In my original IPOPT program, I turned off the linesearch function and the J and DJ would be computed only once in each Newton iteration. In FreeFem++4.6 doc, it says that when linesearch is turned off, the method becomes a standard Newton algorithm instead of a primal-dual system(as in page 234). Would you please give me some suggestions on how to achieve this using TAO? I have tried all the possible TAO solvers for bound-constrained nonlinear problem and the problem continue to show up.
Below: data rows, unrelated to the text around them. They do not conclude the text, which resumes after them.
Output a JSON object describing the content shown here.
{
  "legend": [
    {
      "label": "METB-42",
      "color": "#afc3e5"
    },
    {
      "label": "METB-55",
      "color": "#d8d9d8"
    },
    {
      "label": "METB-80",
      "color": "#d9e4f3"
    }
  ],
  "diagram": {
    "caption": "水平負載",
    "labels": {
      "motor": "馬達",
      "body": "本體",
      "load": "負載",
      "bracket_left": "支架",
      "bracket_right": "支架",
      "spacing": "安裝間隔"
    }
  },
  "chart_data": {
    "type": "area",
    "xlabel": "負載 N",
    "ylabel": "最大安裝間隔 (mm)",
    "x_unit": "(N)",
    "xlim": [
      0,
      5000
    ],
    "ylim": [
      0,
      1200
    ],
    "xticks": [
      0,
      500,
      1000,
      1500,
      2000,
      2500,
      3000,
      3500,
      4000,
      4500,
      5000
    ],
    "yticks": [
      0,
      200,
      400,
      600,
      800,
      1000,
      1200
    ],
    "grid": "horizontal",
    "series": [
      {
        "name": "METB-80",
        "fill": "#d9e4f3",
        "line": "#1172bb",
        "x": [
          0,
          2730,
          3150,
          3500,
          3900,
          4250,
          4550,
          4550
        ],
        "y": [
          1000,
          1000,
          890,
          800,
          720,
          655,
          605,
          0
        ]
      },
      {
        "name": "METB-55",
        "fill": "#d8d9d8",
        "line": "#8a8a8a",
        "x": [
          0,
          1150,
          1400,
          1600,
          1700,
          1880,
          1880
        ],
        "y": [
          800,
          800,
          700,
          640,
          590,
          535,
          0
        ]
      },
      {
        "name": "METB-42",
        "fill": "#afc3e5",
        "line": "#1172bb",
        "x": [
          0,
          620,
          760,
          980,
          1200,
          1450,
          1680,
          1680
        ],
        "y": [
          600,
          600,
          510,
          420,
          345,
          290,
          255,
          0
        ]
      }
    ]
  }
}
I also tried the SNESSolve in PETSc, since it do not need a J. But I have questions on the meaning of parameters bPETSc and xPETSc in the SNESSolve implement line below:
SNESSolve(A, funcJ, funcRes, bPETSc, xPETSc,xl = xlPETSc, xu = xuPETSc, sparams = “-snes_monitor -ksp_converged_reason -snes_view -snes_vi_monitor -snes_type vinewtonrsls -snes_rtol 1.0e-6 -pc_type lu”);
It seems bPETSc is the initial value and xPETSc is the output, but I found that before entering SNESSolve, some use xPETSc=bPETSc, some use xPETSc=0 and some use xPETSc=0.1 in the provided examples using SNESSolve. Even for the same example, xPETSc=0.1 and xPETSc=0.2 would leads to different solutions. So would you please also tell me the exact meaning of this two parameters and their values? And by the way, the boundary condition is applied using the same way as TAO in a bound-constrained form, is this correct in SNESSolve or must be applied in the varf form?
Thank you very much for your reply.